Greek Drama and the Invention of Rhetoric

Greek Drama and the Invention of Rhetoric
Author: David Sansone
Publsiher: John Wiley & Sons
Total Pages: 279
Release: 2012-07-30
Genre: Drama
ISBN: 9781118358375

Download Greek Drama and the Invention of Rhetoric Book in PDF, Epub and Kindle

GREEK DRAMA and the Invention of Rhetoric “An impressively erudite, elegantly crafted argument for reversing what ‘everybody knows’ about the relation of two literary genres that played before mass audiences in the Athenian city state.” Victor Bers, Yale University “Sansone’s book is first-rate and should be read by any scholar interested in the origins of Greek rhetorical theory or, for that matter, interested in Greek tragedy. That Greek tragedy contains elements properly described as rhetorical is familiar, but Sansone goes far beyond this understanding by putting Greek tragedy at the heart of a counter-narrative of those origins.” Edward Schiappa, The University of Minnesota This book challenges the standard view that formal rhetoric arose in response to the political and social environment of ancient Athens. Instead, it is argued, it was the theater of Ancient Greece, first appearing around 500 BC that prompted the development of formalized rhetoric, which evolved soon thereafter. Indeed, ancient Athenian drama was inextricably bound to the city-state’s development as a political entity, as well as to the birth of rhetoric. Ancient Greek dramatists used mythical conflicts as an opportunity for staging debates over issues of contemporary relevance, civic responsibility, war, and the role of the gods. The author shows how the essential feature of dialogue in drama created a ‘counterpoint’—an interplay between the actor making the speech and the character reacting to it on stage. This innovation spurred the development of other more sophisticated forms of argumentation, which ultimately formed the core of formalized rhetoric.
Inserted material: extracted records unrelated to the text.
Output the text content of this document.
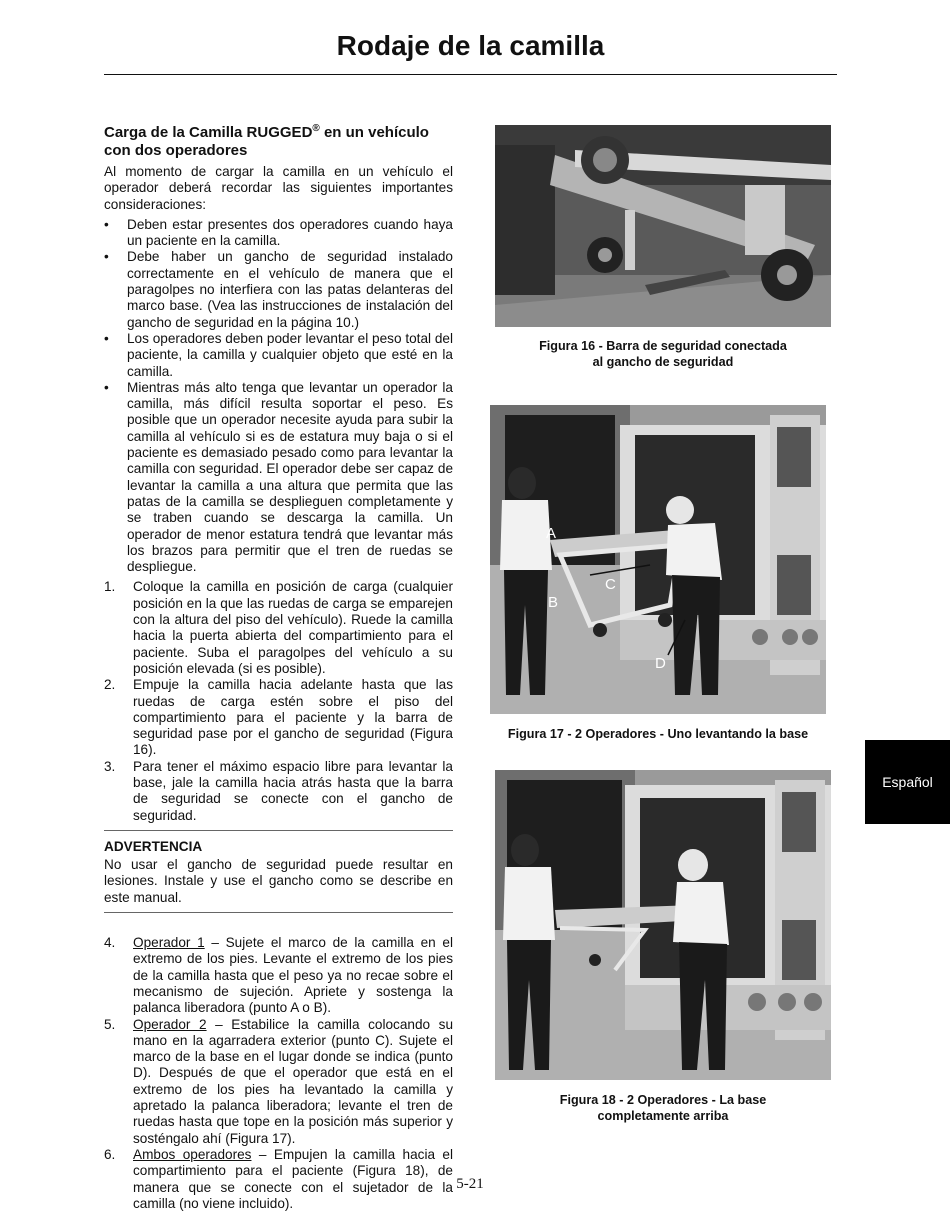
Rodaje de la camilla
Carga de la Camilla RUGGED® en un vehículo con dos operadores

Al momento de cargar la camilla en un vehículo el operador deberá recordar las siguientes importantes consideraciones:

• Deben estar presentes dos operadores cuando haya un paciente en la camilla.
• Debe haber un gancho de seguridad instalado correctamente en el vehículo de manera que el paragolpes no interfiera con las patas delanteras del marco base. (Vea las instrucciones de instalación del gancho de seguridad en la página 10.)
• Los operadores deben poder levantar el peso total del paciente, la camilla y cualquier objeto que esté en la camilla.
• Mientras más alto tenga que levantar un operador la camilla, más difícil resulta soportar el peso. Es posible que un operador necesite ayuda para subir la camilla al vehículo si es de estatura muy baja o si el paciente es demasiado pesado como para levantar la camilla con seguridad. El operador debe ser capaz de levantar la camilla a una altura que permita que las patas de la camilla se desplieguen completamente y se traben cuando se descarga la camilla. Un operador de menor estatura tendrá que levantar más los brazos para permitir que el tren de ruedas se despliegue.
1. Coloque la camilla en posición de carga (cualquier posición en la que las ruedas de carga se emparejen con la altura del piso del vehículo). Ruede la camilla hacia la puerta abierta del compartimiento para el paciente. Suba el paragolpes del vehículo a su posición elevada (si es posible).
2. Empuje la camilla hacia adelante hasta que las ruedas de carga estén sobre el piso del compartimiento para el paciente y la barra de seguridad pase por el gancho de seguridad (Figura 16).
3. Para tener el máximo espacio libre para levantar la base, jale la camilla hacia atrás hasta que la barra de seguridad se conecte con el gancho de seguridad.
ADVERTENCIA

No usar el gancho de seguridad puede resultar en lesiones. Instale y use el gancho como se describe en este manual.

4. Operador 1 – Sujete el marco de la camilla en el extremo de los pies. Levante el extremo de los pies de la camilla hasta que el peso ya no recae sobre el mecanismo de sujeción. Apriete y sostenga la palanca liberadora (punto A o B).
5. Operador 2 – Estabilice la camilla colocando su mano en la agarradera exterior (punto C). Sujete el marco de la base en el lugar donde se indica (punto D). Después de que el operador que está en el extremo de los pies ha levantado la camilla y apretado la palanca liberadora; levante el tren de ruedas hasta que tope en la posición más superior y sosténgalo ahí (Figura 17).
6. Ambos operadores – Empujen la camilla hacia el compartimiento para el paciente (Figura 18), de manera que se conecte con el sujetador de la camilla (no viene incluido).
Figura 16 - Barra de seguridad conectada
al gancho de seguridad
A
B
C
D
Figura 17 - 2 Operadores - Uno levantando la base
Figura 18 - 2 Operadores - La base
completamente arriba
Español
5-21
The Oxford Handbook of Rhetorical Studies

The Oxford Handbook of Rhetorical Studies
Author: Michael John MacDonald
Publsiher: Oxford University Press
Total Pages: 844
Release: 2017
Genre: History
ISBN: 9780199731596

Download The Oxford Handbook of Rhetorical Studies Book in PDF, Epub and Kindle

Featuring roughly sixty specially commissioned essays by an international cast of leading rhetoric experts from North America, Europe, and Great Britain, the Handbook will offer readers a comprehensive topical and historical survey of the theory and practice of rhetoric from ancient Greece and Rome through the Middle Ages and Enlightenment up to the present day.

Rhetoric and Drama

Rhetoric and Drama
Author: DS Mayfield
Publsiher: Unknown
Total Pages: 0
Release: 2024
Genre: Drama
ISBN: OCLC:1222786623

Download Rhetoric and Drama Book in PDF, Epub and Kindle

In this preface, a synopsis of the conference preceding this volume is followed by a concise description of the DramaNet project; after an outline of various ties between rhetoric and drama, including copious references for heuristic purposes and future research, each contributor's previous work in this field is briefly referred to, complemented by an abstract of the essay in the present volume.